The worst punishment I ever received as a child was being grounded from reading for three days. It only happened once, when I was in middle school, after I rode my sister’s skateboard (seated) down the length of the kitchen into a piece of furniture. Which, of course, broke when I crashed into it. No, I don’t know why I did it. Yes, it was very stupid. My mother decided to punish me by telling me I couldn’t read for three days, which was a terrible punishment indeed. It was during the summer and reading was how I spent all my time. I was not terribly interested in television and we didn’t live near any of my friends. I was utterly, totally and completely miserable. By the end I was reading cereal boxes (and then feeling terribly guilty) out of desperation.
I mention it because I read somewhere that today is “National Book Day.” I still love books and reading, so I really liked that idea. I looked it up online but I couldn’t find anything about a National Book Day in the United States (although we do have a National Book Festival in September). However, I found something even better than a National Book Day.
Today, April 23rd, is World Book Night!

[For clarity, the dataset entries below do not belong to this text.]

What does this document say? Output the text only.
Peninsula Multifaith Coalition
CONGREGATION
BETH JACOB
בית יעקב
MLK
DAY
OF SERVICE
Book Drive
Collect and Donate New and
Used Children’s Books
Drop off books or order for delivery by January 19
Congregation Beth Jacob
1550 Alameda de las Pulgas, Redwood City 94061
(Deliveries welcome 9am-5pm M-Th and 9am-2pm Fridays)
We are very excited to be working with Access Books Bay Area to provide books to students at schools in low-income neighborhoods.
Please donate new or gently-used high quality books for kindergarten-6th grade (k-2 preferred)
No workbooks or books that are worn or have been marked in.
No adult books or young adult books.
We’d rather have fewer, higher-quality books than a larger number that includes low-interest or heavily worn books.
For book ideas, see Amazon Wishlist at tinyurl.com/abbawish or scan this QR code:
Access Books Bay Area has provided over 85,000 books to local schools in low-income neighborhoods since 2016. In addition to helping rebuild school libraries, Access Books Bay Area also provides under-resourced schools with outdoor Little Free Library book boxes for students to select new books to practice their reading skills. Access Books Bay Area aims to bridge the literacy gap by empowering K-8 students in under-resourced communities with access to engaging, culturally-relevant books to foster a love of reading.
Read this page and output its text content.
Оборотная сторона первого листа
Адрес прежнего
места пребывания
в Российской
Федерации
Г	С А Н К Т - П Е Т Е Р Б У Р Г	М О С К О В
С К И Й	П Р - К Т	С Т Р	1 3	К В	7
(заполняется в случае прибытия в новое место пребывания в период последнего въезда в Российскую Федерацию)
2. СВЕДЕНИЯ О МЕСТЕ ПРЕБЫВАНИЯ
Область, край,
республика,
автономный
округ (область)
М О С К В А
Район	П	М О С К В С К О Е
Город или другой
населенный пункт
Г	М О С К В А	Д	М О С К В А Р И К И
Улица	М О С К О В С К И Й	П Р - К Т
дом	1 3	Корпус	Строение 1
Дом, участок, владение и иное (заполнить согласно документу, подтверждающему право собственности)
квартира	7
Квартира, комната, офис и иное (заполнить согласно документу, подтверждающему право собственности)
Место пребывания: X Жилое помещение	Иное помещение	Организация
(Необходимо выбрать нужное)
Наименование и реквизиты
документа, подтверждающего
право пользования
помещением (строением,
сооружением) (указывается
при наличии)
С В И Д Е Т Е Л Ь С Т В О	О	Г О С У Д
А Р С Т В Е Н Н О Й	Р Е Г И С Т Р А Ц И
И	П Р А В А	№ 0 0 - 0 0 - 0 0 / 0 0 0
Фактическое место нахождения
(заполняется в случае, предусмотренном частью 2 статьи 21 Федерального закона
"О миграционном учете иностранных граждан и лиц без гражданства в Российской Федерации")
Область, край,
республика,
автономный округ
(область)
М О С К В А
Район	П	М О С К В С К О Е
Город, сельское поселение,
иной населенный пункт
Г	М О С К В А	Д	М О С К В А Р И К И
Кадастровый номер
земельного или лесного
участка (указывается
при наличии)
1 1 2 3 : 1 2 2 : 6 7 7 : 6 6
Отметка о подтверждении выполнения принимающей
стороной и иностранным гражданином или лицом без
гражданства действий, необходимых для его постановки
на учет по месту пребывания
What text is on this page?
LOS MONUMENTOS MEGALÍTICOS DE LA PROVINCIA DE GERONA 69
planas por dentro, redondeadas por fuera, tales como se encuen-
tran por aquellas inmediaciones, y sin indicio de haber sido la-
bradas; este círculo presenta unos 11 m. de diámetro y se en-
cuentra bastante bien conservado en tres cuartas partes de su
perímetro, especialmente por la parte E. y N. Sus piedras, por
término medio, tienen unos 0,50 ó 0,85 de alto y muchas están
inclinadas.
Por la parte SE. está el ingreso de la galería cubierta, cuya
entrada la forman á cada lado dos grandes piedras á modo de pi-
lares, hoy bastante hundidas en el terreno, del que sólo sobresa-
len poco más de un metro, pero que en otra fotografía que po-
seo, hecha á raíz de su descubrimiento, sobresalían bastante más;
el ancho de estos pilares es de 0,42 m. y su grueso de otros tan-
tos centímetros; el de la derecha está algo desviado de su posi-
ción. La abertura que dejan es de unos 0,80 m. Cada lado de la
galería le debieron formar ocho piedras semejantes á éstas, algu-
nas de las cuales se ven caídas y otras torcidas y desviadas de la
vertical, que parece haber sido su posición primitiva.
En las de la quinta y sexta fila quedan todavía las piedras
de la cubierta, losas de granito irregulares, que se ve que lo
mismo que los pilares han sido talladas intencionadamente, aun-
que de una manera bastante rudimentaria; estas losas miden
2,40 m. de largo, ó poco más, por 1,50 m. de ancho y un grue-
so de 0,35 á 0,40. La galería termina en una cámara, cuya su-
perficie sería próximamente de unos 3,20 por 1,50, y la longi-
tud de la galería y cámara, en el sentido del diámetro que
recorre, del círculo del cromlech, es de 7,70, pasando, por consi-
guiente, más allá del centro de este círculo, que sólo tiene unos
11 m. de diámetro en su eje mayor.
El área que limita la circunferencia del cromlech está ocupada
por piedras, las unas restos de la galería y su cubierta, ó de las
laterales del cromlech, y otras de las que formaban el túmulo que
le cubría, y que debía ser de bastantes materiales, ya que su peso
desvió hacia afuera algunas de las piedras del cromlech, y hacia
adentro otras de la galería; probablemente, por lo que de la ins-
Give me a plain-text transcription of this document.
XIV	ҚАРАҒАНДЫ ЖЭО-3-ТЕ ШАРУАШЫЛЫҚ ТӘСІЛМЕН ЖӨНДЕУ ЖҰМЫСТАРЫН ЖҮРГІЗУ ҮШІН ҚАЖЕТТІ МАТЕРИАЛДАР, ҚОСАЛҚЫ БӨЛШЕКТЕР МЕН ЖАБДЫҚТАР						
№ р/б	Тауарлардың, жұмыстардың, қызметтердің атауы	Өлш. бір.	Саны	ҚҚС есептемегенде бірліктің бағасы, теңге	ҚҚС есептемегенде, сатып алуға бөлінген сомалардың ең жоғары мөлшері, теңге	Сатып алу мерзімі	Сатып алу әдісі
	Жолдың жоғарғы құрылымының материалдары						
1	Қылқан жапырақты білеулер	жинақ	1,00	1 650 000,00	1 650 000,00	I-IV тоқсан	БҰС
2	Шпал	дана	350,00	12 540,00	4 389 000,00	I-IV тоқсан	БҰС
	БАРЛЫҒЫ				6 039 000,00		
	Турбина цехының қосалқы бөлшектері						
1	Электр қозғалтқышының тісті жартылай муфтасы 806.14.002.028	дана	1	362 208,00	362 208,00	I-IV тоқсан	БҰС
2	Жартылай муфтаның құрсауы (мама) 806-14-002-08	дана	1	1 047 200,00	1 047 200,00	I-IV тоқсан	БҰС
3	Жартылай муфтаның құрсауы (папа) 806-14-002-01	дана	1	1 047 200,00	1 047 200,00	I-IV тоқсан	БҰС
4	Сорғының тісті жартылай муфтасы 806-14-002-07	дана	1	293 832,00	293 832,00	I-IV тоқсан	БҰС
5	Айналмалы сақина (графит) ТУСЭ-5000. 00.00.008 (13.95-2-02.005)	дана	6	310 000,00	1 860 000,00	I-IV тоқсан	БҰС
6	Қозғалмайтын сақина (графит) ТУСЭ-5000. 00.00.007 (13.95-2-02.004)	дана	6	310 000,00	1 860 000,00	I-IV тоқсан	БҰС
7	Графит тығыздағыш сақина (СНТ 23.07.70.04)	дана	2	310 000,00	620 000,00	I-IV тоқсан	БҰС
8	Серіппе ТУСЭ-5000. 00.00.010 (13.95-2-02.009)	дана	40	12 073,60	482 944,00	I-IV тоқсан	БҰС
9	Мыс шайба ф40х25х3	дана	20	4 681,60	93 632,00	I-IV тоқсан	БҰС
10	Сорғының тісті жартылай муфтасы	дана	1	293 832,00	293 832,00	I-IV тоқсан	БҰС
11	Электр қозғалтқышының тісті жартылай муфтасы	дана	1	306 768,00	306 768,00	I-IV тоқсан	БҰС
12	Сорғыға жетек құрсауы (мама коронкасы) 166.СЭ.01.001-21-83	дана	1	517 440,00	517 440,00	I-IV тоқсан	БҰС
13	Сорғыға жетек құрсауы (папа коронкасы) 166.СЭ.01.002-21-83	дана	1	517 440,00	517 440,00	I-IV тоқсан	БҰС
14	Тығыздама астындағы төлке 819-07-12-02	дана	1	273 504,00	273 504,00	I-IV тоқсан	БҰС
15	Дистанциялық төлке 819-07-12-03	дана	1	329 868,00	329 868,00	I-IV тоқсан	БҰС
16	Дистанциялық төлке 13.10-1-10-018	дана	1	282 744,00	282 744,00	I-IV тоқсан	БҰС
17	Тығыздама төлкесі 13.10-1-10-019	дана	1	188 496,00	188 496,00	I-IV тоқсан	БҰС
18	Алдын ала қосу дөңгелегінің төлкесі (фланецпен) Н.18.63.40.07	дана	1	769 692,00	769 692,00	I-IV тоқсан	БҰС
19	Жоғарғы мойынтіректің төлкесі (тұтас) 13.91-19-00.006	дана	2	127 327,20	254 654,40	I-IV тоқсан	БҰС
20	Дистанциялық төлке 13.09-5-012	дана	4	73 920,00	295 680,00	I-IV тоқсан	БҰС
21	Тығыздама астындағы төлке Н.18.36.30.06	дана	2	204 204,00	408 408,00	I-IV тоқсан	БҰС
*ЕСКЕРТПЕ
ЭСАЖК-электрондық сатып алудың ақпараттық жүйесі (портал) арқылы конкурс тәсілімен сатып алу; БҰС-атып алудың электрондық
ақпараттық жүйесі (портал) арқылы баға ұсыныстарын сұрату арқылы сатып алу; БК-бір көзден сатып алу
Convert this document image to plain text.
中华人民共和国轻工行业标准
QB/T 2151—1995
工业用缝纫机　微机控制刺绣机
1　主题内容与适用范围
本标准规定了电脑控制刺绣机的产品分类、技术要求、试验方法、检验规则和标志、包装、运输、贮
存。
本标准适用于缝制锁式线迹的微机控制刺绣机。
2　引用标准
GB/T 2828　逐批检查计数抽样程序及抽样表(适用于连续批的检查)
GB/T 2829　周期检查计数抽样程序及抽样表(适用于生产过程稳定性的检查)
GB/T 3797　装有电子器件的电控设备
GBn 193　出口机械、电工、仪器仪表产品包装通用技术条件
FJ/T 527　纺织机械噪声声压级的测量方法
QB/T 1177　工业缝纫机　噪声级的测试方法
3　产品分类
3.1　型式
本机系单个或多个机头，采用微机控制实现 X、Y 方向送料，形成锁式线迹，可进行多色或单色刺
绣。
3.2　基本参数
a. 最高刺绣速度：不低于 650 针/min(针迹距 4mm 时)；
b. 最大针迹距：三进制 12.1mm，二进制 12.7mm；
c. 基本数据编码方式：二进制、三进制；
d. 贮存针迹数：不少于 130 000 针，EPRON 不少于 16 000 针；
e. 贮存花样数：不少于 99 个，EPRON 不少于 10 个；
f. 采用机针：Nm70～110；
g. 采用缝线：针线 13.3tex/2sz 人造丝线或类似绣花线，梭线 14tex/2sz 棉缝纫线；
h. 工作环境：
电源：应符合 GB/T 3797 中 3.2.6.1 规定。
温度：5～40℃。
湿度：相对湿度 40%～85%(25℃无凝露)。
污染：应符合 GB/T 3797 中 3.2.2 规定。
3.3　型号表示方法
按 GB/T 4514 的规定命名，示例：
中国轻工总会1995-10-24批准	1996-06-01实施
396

April 23rd is UNESCO (United Nations Educational, Scientific and Cultural Organization) International Day of the Book, chosen for the anniversary of William Shakespeare’s and Miguel de Cervantes’ death on April 23rd 1616 and for Shakespeare’s birthday on April 23rd 1564, as well as the death of William Wordsworth on April 23rd 1850. I am not sure why you would celebrate books on the anniversary of the death of great literary figures or why April 23rd is apparently so dangerous. Still, I think it’s wonderful to celebrate books and writers! The first World Book Night celebration took place in 2011 in the U.K. and Ireland. This is different than World Book Day, which occurs in March in the U.K. and focuses on children. The stated goal of World Book Night is to spread the love of reading to adults in a person-to-person, celebratory way.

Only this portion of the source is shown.